Who is perfectly paired this spring with the gripping new original series Orphan Black (Saturday, 9/8c), a tangy, sexy blend of sci-fi and Run Lola Run-style chase thriller, which poses the simple but profoundly weird question: "How many of us are there?" Asking that question is street-waif orphan Sarah (the captivating Tatiana Maslany), who isn't seeing double when, in the chilling opening sequence, she witnesses the suicide of a doppelganger on a train platform and impulsively decides to assume the look-alike's identity — a tall order, given that the newly deceased "Beth" is a cop with some serious, and seriously deadly, baggage. The stakes in this dangerous game quickly escalate as Sarah discovers more body doubles of all nationalities and hair colors and temperaments (including a paranoid soccer mom), all of whom seem to be targeted for assassination. Funky, freaky and fascinating, Orphan deserves to be adopted by any pulp-fantasy fan.

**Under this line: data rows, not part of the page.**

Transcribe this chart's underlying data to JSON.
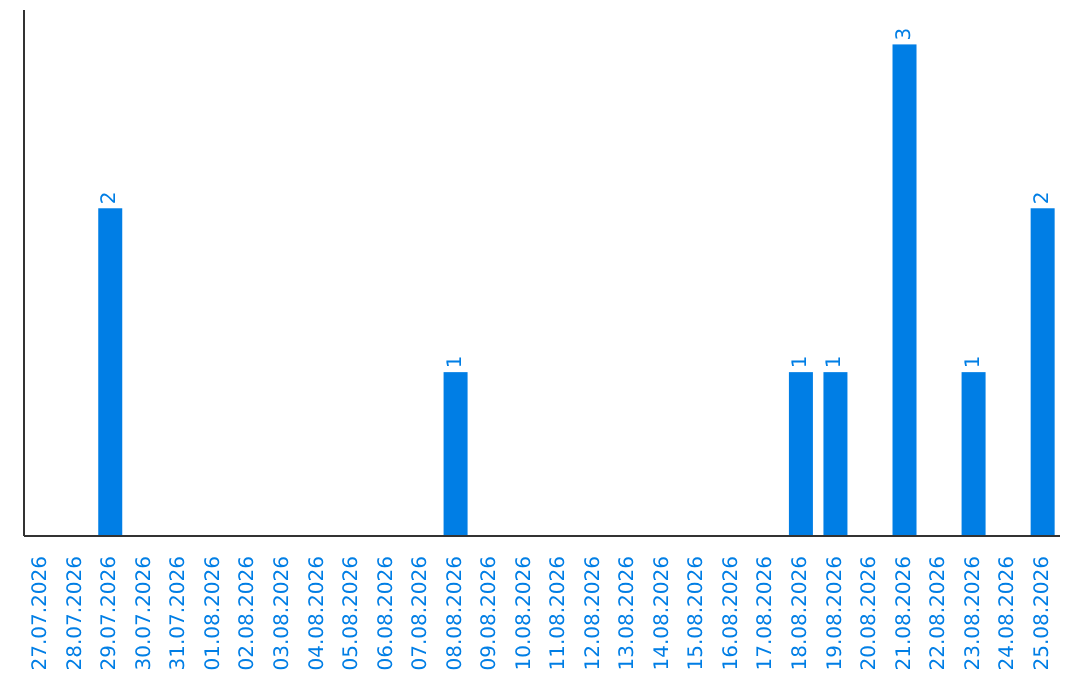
{
  "chart_data": {
    "type": "bar",
    "categories": [
      "27.07.2026",
      "28.07.2026",
      "29.07.2026",
      "30.07.2026",
      "31.07.2026",
      "01.08.2026",
      "02.08.2026",
      "03.08.2026",
      "04.08.2026",
      "05.08.2026",
      "06.08.2026",
      "07.08.2026",
      "08.08.2026",
      "09.08.2026",
      "10.08.2026",
      "11.08.2026",
      "12.08.2026",
      "13.08.2026",
      "14.08.2026",
      "15.08.2026",
      "16.08.2026",
      "17.08.2026",
      "18.08.2026",
      "19.08.2026",
      "20.08.2026",
      "21.08.2026",
      "22.08.2026",
      "23.08.2026",
      "24.08.2026",
      "25.08.2026"
    ],
    "values": [
      0,
      0,
      2,
      0,
      0,
      0,
      0,
      0,
      0,
      0,
      0,
      0,
      1,
      0,
      0,
      0,
      0,
      0,
      0,
      0,
      0,
      0,
      1,
      1,
      0,
      3,
      0,
      1,
      0,
      2
    ],
    "value_labels": [
      null,
      null,
      "2",
      null,
      null,
      null,
      null,
      null,
      null,
      null,
      null,
      null,
      "1",
      null,
      null,
      null,
      null,
      null,
      null,
      null,
      null,
      null,
      "1",
      "1",
      null,
      "3",
      null,
      "1",
      null,
      "2"
    ],
    "color": "#007ee5"
  }
}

THE WEEKEND GUIDE: Will ABC's Happy Endings live up to its name, or shuffle off sadly into oblivion, now that the network has moved the cult comedy to Fridays with back-to-back airings? David Alan Grier guests in the first episode (8/7c) as a gym owner who needs Brad's help, and in the second (8:30/7:30c), Max pretends to be straight to score a girl's season tickets to the Bulls. ... SOAPnet celebrates General Hospital's 50th anniversary with a 50-hour marathon of classic episodes, starting with the 1963 series premiere (Friday, 10/9c) and continuing until it's time for Monday's milestone episode on ABC. ... One of America's most provocative writers, Philip Roth, opens up in a very rare and candid interview, the centerpiece of a new documentary, Philip Roth: Unmasked, airing on PBS' essential American Masters series (check tvguide.com listings) to acknowledge the author's 80th birthday. ... If History's The Bible doesn't satisfy your desire for biblical epics, there's always the annual ABC screening of the Oscar-winning spectacular The Ten Commandments (Saturday, 7/8c). And although ABC developed a new miniseries version of another Charlton Heston biblical blockbuster, Ben-Hur, several years ago, the network never aired it. Better late than never — or is it? — cable's Ovation presents the U.S. premiere of the remake (Sunday, 8/7c), starring The Vampire Diaries' Joseph Morgan as the heroic Judah Ben Hur, with an eclectic and unlikely supporting cast including Emily VanCamp, Kristin Kreuk and Downton Abbey's Hugh Bonneville. ... Wonderful news for fans of CBS' The Good Wife (Sunday, 9/8c): Dylan Baker is back as the diabolical Colin Sweeney, who's facing a life sentence, and Gary Cole returns to woo Diane as the rugged ballistics expert Kurt McVeigh. No matter who dies on The Walking Dead, I'm going to cheer myself up by watching this episode.